Satyagraha movement has become relevant
MADURAI: Literature on Mahatma Gandhi was growing every year both in India and abroad and the Satyagraha movement had become very relevant in the context of human rights violations, N. Radhakrishnan, Chairman, Indian Council of Gandhian Studies, said here on Wednesday.
He said the largest number of books and articles that came out each year was on Gandhi and over 200 books were written about the Father of the Nation every year.
Dr. Radhakrishnan was addressing the students of Yadava College at a seminar on `Mahatma Gandhi's Satyagraha Centenary Celebration,' organised by the Department of History.
According to him, about 350 Ph.
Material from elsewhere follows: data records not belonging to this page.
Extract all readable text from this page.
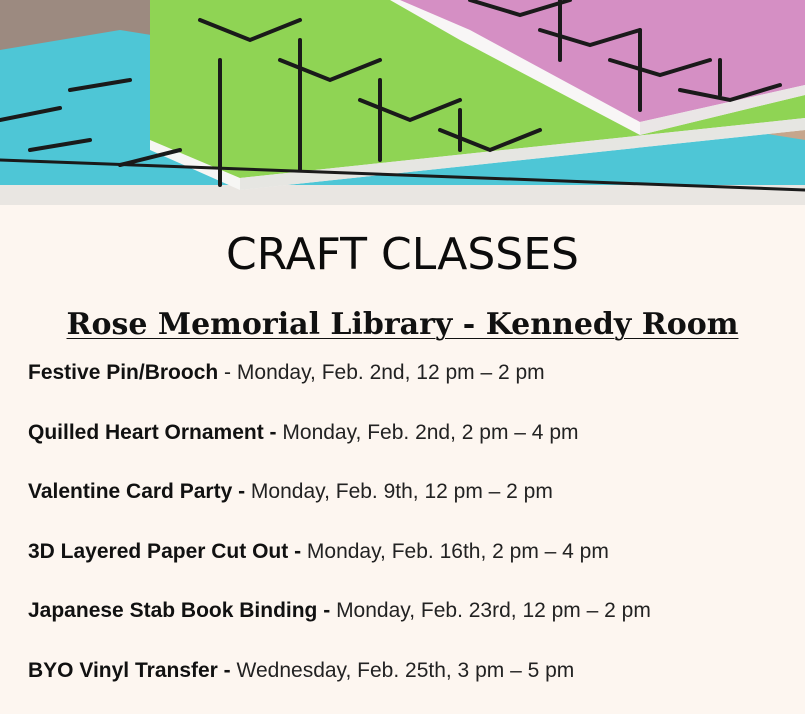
CRAFT CLASSES
Rose Memorial Library - Kennedy Room
Festive Pin/Brooch - Monday, Feb. 2nd, 12 pm – 2 pm
Quilled Heart Ornament - Monday, Feb. 2nd, 2 pm – 4 pm
Valentine Card Party - Monday, Feb. 9th, 12 pm – 2 pm
3D Layered Paper Cut Out - Monday, Feb. 16th, 2 pm – 4 pm
Japanese Stab Book Binding - Monday, Feb. 23rd, 12 pm – 2 pm
BYO Vinyl Transfer - Wednesday, Feb. 25th, 3 pm – 5 pm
Ds theses were written each year on topics related to Gandhi and many universities abroad taught and organised lectures on the Mahatma.
Stating that the Satyagraha idea was a concept against human rights violations, he pointed out that the movement emphasised the `right to live' for every human being.
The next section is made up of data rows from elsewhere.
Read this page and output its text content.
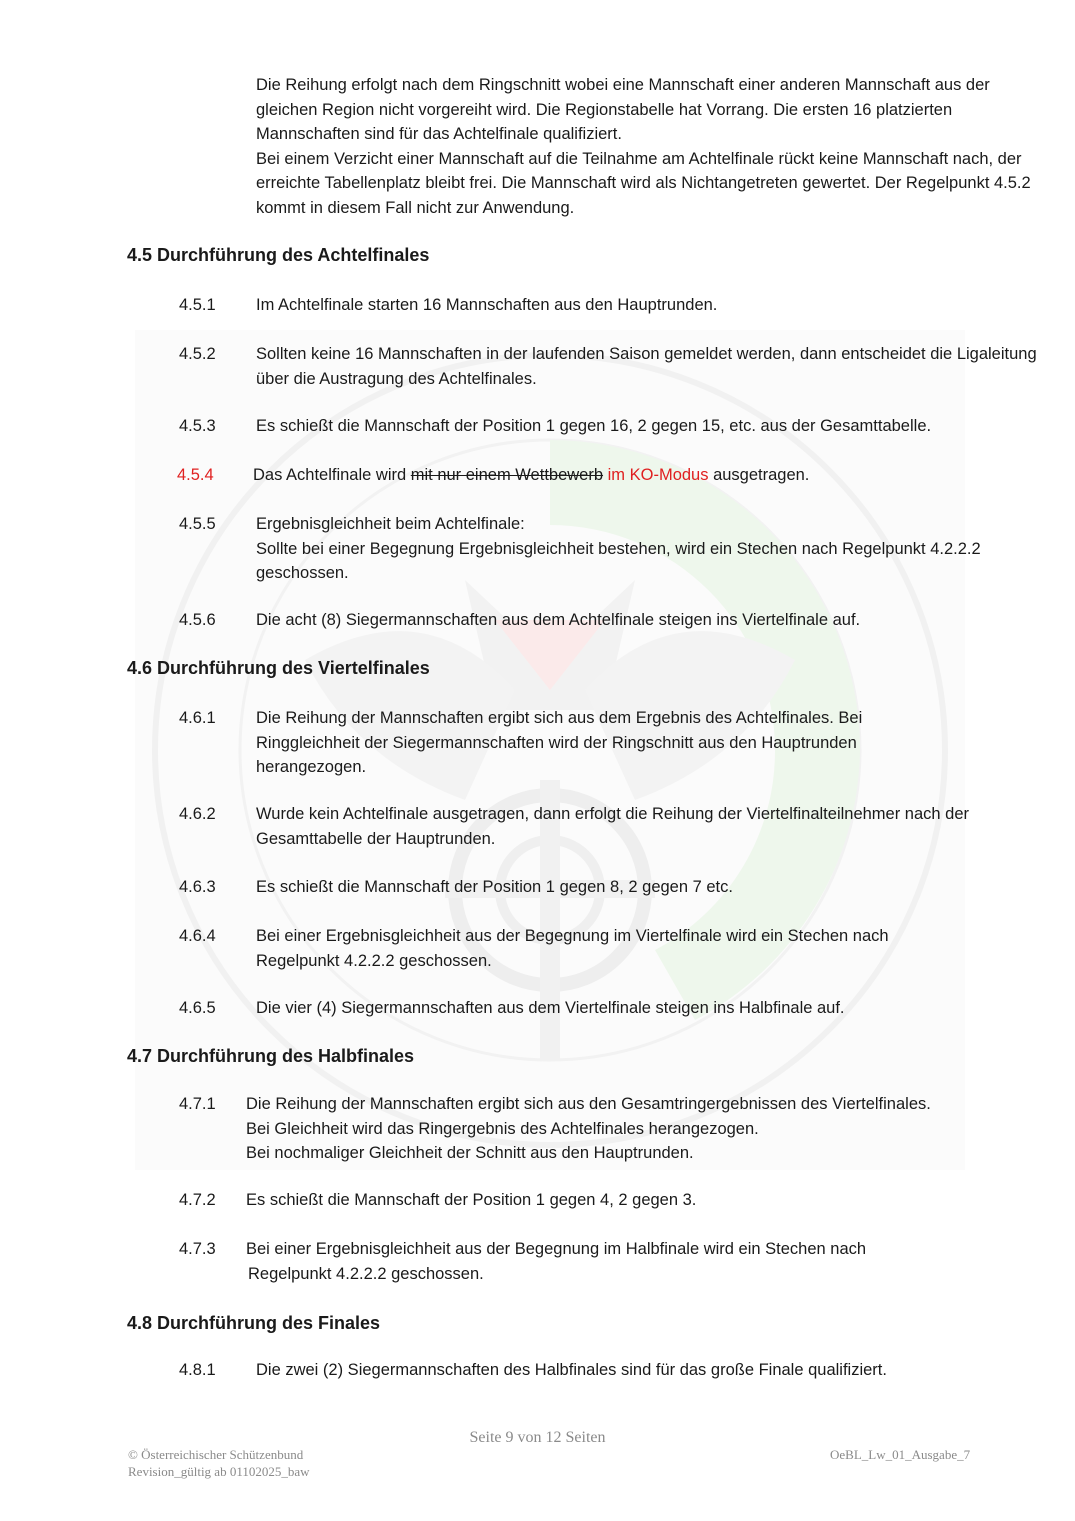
Die Reihung erfolgt nach dem Ringschnitt wobei eine Mannschaft einer anderen Mannschaft aus der gleichen Region nicht vorgereiht wird. Die Regionstabelle hat Vorrang. Die ersten 16 platzierten Mannschaften sind für das Achtelfinale qualifiziert.

Bei einem Verzicht einer Mannschaft auf die Teilnahme am Achtelfinale rückt keine Mannschaft nach, der erreichte Tabellenplatz bleibt frei. Die Mannschaft wird als Nichtangetreten gewertet. Der Regelpunkt 4.5.2 kommt in diesem Fall nicht zur Anwendung.

4.5 Durchführung des Achtelfinales
4.5.1 Im Achtelfinale starten 16 Mannschaften aus den Hauptrunden.
4.5.2 Sollten keine 16 Mannschaften in der laufenden Saison gemeldet werden, dann entscheidet die Ligaleitung über die Austragung des Achtelfinales.
4.5.3 Es schießt die Mannschaft der Position 1 gegen 16, 2 gegen 15, etc. aus der Gesamttabelle.
4.5.4 Das Achtelfinale wird mit nur einem Wettbewerb im KO-Modus ausgetragen.
4.5.5 Ergebnisgleichheit beim Achtelfinale:

Sollte bei einer Begegnung Ergebnisgleichheit bestehen, wird ein Stechen nach Regelpunkt 4.2.2.2 geschossen.

4.5.6 Die acht (8) Siegermannschaften aus dem Achtelfinale steigen ins Viertelfinale auf.
4.6 Durchführung des Viertelfinales
4.6.1 Die Reihung der Mannschaften ergibt sich aus dem Ergebnis des Achtelfinales. Bei Ringgleichheit der Siegermannschaften wird der Ringschnitt aus den Hauptrunden herangezogen.
4.6.2 Wurde kein Achtelfinale ausgetragen, dann erfolgt die Reihung der Viertelfinalteilnehmer nach der Gesamttabelle der Hauptrunden.
4.6.3 Es schießt die Mannschaft der Position 1 gegen 8, 2 gegen 7 etc.
4.6.4 Bei einer Ergebnisgleichheit aus der Begegnung im Viertelfinale wird ein Stechen nach Regelpunkt 4.2.2.2 geschossen.
4.6.5 Die vier (4) Siegermannschaften aus dem Viertelfinale steigen ins Halbfinale auf.
4.7 Durchführung des Halbfinales
4.7.1 Die Reihung der Mannschaften ergibt sich aus den Gesamtringergebnissen des Viertelfinales.

Bei Gleichheit wird das Ringergebnis des Achtelfinales herangezogen.

Bei nochmaliger Gleichheit der Schnitt aus den Hauptrunden.

4.7.2 Es schießt die Mannschaft der Position 1 gegen 4, 2 gegen 3.
4.7.3 Bei einer Ergebnisgleichheit aus der Begegnung im Halbfinale wird ein Stechen nach

Regelpunkt 4.2.2.2 geschossen.

4.8 Durchführung des Finales
4.8.1 Die zwei (2) Siegermannschaften des Halbfinales sind für das große Finale qualifiziert.
Seite 9 von 12 Seiten
© Österreichischer Schützenbund
Revision_gültig ab 01102025_baw
OeBL_Lw_01_Ausgabe_7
"In 1906, when Gandhi launched the Satyagraha, his first objective was to free people from fear as he recognised that fear was the biggest enemy of human beings, which had to be removed before the freedom movement was taken up on a large scale," Dr. Radhakrishnan said.
S. Jeyaprakasam, Professor and Head, Department of Gandhian Studies, Madurai Kamaraj University, said Satyagraha was execution of the `ahimsa' path and more than 50 countries achieved their freedom only through peaceful means advocated by Gandhi. He spoke about Gandhi's days in South Africa and how he took up a movement for liberating the people of that country from discrimination.
P. Rengan, Principal in-charge, Yadava College, and K.Jayapalan, Head of Department of History, addressed the students.